Art. 2. Die ordentliche Landesgemeinde wird alljährlich am 1. Sonntag im Mai zu Betzlingen an der Gand abgehalten und soll dort um 12 Uhr beginnen. Am Morgen dieses Tages soll in allen Pfarrkirchen des Kantons das hochwürdigste Gut ausgesetzt und sollen allgemeine Gebete verrichtet werden.
Art. 3. Der Zug zur Landesgemeinde setzt sich um 11 Uhr vom Rathhaus aus (wohin der Landammann von den Weibeln begleitet wird) in Bewegung. Voran schreiten die Harsthornträger in Tellenkleidung, ihnen folgen die Musik, die militärische Ehrenwache (circa 50 Mann) mit dem Landespanner, getragen von einem in bürgerlichen Ehren und Rechten stehenden Offizier oder Unteroffizier, eine Abtheilung des Landjägerkorps und dann die Kutschen, in einer vom Regierungsrathe festgesetzten Anzahl. In denselben nehmen der Rangordnung nach Platz: Der Landammann, die übrigen Mitglieder des Regierungsrathes, der Präsident des Kantonsgerichtes, die hierseitigen Abgeordneten in die eidgenössischen Räthe, die in Altdorf anwesenden Landräthe und die Landschreiber. Die drei Landweibel, der Thalweibel von Ursern und die farbtragenden Gemeindeweibel (Silenen, Spiringen, Wassen und Seelisberg) nehmen vornen auf den Kutschen Platz und tragen die Landesinsignien, nämlich den Stab, das Schwert, die Land-, Satzungs¬ und Ammannbücher und die Landessiegel. Die in diesem Artikel benannten Vorsteher und Amtsleute sind bei ihrer Amtspflicht verhalten, sich in der angeführten Weise am Zuge zu betheiligen.
Art. 4. Am Ringe zu Betzlingen nehmen die Regierungsräthe, der Kantonsgerichtspräsident, die Abgeordneten in die eidgenössischen Räthe und die Mitglieder des Landrathes die für sie bestimmten Sitzplätze ein. Der Landammann dagegen, als Präsident der Landsgemeinde, nimmt mit dem ersten Landschreiber, als Protokollführer, am Tische in der Mitte des Ringes Platz.
Art. 5. Zum Beginne der Landesgemeinde ruft der erste Landweibel die übliche Formel über Stimmberechtigung und Theilnahmsfähigkeit aus, worauf die Landesgemeinde mit einer Ansprache des Landammanns und der Anrufung des hl. Geistes durch Abbetung von 5 Vater unser und Ave Maria eröffnet wird.
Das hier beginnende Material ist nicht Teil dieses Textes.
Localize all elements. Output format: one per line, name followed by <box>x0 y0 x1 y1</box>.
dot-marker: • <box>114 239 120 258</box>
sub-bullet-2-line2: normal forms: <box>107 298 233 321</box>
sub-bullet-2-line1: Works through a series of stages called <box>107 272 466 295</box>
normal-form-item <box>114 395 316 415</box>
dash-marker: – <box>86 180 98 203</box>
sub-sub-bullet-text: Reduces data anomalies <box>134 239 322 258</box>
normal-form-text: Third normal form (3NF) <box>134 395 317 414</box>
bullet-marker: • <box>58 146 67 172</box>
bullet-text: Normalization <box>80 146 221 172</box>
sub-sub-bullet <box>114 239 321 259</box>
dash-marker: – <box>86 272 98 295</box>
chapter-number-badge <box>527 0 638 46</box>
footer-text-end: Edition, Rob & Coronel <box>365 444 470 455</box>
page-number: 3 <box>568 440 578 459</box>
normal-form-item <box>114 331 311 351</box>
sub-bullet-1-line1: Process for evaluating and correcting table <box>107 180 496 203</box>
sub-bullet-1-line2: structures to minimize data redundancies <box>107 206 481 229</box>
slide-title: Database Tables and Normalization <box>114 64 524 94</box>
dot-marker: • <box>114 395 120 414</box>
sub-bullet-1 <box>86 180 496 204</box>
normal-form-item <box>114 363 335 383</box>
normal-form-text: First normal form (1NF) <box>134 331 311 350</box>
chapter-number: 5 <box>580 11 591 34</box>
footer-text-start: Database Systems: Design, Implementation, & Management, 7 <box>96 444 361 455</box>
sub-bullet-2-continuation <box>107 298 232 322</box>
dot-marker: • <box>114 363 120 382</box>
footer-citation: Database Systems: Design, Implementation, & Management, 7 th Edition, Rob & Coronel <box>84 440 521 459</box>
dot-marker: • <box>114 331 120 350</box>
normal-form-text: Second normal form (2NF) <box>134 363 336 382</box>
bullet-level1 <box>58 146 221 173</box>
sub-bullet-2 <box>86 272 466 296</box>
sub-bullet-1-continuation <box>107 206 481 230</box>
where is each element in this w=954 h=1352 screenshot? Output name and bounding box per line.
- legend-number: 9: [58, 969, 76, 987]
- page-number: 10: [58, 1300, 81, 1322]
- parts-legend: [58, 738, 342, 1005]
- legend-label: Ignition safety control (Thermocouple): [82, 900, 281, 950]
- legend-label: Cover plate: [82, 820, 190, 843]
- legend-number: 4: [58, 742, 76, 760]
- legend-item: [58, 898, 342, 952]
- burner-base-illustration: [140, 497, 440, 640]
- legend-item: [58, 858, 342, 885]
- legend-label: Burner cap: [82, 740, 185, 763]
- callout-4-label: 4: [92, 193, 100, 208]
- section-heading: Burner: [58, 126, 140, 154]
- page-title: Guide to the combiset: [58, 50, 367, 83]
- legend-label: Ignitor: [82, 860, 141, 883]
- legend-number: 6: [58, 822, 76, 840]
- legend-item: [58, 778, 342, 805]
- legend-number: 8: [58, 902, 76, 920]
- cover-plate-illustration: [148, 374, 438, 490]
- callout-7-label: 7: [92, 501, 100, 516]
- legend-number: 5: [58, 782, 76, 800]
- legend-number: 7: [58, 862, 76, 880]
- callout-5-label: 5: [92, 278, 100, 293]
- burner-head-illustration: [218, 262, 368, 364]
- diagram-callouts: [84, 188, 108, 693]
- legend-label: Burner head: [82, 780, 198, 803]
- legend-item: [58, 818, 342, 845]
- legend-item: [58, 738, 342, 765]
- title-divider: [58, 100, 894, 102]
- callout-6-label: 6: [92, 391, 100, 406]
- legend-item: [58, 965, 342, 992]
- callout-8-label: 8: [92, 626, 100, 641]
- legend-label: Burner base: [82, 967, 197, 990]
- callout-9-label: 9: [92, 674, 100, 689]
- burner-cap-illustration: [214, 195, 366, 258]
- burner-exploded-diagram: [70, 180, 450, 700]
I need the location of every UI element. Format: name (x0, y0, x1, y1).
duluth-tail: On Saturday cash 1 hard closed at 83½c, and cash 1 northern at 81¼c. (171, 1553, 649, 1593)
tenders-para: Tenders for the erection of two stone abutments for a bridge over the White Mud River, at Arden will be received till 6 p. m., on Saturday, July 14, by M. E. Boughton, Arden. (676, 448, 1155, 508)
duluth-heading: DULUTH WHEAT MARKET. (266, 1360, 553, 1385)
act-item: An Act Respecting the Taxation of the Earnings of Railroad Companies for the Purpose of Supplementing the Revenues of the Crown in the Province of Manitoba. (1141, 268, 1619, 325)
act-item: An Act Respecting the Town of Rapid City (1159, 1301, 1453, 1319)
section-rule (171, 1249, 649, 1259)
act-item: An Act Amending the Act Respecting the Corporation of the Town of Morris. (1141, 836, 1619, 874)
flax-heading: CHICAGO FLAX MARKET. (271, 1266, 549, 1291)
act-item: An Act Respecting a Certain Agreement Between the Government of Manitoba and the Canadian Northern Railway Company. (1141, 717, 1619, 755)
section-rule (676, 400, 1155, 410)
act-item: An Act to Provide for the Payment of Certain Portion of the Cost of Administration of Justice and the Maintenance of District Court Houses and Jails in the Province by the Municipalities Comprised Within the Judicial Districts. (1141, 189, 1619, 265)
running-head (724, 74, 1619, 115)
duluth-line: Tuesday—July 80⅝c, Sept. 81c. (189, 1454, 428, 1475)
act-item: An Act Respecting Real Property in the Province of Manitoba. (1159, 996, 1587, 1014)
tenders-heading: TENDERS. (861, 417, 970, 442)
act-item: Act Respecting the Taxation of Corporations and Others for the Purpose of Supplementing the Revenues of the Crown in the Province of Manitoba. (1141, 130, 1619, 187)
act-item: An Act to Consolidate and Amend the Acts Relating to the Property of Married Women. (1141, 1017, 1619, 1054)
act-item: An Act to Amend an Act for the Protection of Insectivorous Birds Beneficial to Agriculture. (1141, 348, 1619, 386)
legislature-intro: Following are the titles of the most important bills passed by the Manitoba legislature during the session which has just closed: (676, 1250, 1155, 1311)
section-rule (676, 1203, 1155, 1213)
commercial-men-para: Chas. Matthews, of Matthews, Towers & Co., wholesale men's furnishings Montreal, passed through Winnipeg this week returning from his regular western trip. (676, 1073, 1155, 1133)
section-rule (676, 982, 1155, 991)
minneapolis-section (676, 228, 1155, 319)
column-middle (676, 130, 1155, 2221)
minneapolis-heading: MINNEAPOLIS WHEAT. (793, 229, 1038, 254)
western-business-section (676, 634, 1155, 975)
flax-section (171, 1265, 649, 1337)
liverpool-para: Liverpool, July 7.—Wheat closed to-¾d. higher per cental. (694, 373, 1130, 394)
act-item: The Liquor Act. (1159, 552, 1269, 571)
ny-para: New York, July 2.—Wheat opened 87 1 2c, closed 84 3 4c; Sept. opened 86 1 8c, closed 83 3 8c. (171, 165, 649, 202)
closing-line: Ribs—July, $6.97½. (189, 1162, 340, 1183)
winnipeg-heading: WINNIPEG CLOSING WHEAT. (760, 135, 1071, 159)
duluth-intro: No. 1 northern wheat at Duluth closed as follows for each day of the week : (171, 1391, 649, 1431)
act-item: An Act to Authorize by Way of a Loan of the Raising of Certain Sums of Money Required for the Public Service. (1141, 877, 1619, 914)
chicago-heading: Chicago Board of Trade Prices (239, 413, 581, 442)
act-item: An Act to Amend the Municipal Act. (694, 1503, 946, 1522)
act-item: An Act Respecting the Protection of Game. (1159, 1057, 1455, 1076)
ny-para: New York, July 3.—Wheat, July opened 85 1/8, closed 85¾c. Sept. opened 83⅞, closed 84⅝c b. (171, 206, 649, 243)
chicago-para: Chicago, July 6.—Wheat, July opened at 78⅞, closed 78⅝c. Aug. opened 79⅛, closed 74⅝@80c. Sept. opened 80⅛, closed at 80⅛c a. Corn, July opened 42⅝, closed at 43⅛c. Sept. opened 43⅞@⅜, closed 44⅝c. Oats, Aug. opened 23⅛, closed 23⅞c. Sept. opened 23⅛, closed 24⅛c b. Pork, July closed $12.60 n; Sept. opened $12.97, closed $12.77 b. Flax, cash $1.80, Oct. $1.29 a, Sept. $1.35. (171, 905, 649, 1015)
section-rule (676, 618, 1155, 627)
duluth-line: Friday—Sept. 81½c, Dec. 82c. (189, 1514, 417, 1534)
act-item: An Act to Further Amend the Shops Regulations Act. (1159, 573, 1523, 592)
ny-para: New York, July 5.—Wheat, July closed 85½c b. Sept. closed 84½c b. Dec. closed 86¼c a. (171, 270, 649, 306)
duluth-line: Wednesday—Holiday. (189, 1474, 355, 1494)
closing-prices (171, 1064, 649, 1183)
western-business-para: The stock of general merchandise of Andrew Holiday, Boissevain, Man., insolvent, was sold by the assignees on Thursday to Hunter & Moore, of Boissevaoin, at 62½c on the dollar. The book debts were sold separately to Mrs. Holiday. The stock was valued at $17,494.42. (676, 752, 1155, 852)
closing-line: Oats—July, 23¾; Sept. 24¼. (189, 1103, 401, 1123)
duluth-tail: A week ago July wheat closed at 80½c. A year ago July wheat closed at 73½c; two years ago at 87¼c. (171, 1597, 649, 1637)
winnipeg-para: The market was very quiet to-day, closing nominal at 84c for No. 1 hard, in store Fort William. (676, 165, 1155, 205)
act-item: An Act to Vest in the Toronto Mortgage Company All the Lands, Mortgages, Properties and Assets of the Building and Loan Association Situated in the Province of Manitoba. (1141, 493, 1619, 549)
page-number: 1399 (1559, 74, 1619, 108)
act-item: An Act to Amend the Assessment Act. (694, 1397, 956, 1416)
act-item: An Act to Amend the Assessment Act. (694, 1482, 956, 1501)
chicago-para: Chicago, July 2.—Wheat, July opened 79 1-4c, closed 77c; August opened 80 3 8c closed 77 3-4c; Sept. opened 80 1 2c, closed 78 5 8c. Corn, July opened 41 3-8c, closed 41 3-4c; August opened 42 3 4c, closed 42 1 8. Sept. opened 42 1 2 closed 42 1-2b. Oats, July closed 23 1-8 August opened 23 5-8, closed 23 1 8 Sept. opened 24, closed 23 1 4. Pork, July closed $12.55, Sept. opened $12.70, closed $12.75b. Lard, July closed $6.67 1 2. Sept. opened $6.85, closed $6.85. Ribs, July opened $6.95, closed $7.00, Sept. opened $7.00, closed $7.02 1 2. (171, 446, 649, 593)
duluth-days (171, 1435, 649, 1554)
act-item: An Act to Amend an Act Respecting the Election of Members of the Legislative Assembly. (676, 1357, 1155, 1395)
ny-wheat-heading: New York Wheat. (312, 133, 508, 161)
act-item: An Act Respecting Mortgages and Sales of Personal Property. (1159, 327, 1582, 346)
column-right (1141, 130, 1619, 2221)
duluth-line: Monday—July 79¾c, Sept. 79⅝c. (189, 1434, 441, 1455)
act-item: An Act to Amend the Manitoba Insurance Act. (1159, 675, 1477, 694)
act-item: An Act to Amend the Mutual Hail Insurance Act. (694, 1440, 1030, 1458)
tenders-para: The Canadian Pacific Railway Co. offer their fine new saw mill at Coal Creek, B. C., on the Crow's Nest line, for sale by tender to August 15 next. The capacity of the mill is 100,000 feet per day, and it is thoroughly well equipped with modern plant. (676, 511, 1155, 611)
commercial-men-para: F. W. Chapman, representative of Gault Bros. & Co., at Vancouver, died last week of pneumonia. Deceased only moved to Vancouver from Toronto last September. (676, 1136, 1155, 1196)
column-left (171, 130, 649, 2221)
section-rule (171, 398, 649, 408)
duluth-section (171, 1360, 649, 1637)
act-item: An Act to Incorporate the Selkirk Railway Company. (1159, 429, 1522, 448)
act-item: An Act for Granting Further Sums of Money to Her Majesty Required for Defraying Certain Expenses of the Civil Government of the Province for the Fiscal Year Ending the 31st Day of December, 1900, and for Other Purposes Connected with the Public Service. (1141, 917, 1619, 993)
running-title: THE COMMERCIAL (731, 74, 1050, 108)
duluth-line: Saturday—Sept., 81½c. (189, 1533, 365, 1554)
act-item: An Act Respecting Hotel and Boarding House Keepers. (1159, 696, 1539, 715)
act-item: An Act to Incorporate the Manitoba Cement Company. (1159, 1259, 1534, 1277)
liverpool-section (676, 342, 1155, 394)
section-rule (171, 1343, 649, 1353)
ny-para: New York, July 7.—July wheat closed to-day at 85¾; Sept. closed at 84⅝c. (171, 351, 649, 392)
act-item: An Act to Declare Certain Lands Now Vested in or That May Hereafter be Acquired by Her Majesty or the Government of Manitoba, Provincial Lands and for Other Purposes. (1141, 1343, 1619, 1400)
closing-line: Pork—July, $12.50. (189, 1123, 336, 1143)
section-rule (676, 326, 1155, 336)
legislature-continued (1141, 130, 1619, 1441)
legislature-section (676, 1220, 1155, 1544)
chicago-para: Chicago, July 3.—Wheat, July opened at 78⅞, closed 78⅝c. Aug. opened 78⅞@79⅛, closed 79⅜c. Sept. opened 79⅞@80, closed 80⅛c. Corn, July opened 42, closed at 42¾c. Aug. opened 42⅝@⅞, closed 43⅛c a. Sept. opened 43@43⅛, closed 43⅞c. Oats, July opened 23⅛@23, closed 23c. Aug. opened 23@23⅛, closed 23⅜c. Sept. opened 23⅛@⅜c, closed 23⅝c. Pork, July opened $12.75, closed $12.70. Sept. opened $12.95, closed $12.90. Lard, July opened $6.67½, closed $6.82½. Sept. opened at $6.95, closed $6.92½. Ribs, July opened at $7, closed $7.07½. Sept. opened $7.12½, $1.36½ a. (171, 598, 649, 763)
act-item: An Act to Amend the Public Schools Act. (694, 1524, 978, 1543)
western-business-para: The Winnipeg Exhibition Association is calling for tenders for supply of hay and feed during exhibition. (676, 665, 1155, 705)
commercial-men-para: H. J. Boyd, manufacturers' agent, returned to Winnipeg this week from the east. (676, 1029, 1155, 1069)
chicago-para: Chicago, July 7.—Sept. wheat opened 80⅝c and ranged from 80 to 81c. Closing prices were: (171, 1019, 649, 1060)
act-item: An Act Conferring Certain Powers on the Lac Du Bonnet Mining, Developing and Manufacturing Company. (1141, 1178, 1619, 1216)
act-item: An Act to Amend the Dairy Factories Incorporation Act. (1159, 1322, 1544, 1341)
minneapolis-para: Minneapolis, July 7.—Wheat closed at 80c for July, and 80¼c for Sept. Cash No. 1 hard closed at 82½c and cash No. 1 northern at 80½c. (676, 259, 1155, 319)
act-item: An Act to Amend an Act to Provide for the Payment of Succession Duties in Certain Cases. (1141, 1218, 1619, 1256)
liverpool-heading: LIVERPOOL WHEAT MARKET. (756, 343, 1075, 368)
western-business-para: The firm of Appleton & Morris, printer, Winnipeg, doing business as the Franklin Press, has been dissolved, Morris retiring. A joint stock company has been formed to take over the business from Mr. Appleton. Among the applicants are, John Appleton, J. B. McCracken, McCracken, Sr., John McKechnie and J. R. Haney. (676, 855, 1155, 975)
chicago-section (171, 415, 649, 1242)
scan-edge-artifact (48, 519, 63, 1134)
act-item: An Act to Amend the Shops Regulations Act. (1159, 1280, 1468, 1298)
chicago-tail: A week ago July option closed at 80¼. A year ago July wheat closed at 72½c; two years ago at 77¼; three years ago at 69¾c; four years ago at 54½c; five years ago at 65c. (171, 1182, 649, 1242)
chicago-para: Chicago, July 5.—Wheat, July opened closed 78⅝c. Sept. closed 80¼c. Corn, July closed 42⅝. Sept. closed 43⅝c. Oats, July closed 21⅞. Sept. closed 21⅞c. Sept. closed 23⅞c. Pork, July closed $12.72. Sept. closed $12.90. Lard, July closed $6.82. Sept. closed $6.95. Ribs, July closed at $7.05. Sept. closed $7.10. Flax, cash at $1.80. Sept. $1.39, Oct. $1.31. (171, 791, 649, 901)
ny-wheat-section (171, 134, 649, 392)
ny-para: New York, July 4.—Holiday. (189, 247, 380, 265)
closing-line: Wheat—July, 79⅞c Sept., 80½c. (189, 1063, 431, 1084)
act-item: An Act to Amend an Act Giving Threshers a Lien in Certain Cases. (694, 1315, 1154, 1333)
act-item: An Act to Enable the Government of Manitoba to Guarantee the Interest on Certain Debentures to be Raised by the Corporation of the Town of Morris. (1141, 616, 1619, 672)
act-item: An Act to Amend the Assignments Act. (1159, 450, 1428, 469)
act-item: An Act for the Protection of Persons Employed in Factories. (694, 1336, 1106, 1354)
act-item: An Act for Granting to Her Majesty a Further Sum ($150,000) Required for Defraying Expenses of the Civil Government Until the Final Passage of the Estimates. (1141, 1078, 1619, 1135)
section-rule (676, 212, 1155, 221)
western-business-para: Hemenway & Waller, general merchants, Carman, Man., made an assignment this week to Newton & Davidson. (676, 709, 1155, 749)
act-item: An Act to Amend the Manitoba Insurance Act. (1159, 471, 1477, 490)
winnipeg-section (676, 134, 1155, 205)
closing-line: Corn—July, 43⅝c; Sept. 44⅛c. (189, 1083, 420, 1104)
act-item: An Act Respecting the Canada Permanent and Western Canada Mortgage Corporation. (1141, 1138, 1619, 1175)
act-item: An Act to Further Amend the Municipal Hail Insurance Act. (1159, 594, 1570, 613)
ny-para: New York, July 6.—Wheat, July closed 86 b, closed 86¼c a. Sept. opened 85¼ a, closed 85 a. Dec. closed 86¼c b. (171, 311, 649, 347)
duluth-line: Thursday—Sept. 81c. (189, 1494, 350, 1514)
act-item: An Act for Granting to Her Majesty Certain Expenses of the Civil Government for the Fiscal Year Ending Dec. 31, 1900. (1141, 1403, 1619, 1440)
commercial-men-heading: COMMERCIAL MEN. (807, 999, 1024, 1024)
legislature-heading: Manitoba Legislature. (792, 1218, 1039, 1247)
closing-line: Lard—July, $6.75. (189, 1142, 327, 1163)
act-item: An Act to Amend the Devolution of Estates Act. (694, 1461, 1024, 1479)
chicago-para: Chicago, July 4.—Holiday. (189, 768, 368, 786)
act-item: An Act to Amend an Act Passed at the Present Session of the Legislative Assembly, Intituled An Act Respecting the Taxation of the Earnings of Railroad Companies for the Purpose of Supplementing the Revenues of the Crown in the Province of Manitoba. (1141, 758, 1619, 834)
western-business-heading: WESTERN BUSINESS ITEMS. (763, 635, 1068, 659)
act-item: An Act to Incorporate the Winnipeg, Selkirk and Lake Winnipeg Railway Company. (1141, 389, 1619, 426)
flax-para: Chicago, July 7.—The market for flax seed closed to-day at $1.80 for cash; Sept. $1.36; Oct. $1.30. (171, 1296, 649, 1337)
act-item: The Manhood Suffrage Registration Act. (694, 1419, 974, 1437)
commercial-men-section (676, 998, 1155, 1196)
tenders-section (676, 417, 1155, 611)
Art. 6. Zur Behandlung dürfen nur solche Gegenstände kommen, welche auf dem gedruckten Geschäfts-Verzeichniß stehen, oder solche Wahlen, welche als unvorhergesehene Ersatzwahlen für in eine andere Stellung Gewählte zu betrachten sind. Die Reihenfolge der Verhandlungsgegenstände ist folgende:
a) Die Wahlen des Landammanns, des Landesstatthalters, des Landessäckelmeisters, der im Austritt befindlichen Regierungsräthe, des Kantonsgerichtspräsidenten, der Ständeräthe, der Kantonsrichter, der Kantonsgerichtssuppleanten und der Forstkommission.
b) Nach erfolgter Wahl des Landammanns findet sofort dessen Beeidigung durch das im Range zunächst stehende Mitglied des Regierungsrathes statt, worauf das versammelte Volk, vom Landammann aufgefordert, den Eid schwört.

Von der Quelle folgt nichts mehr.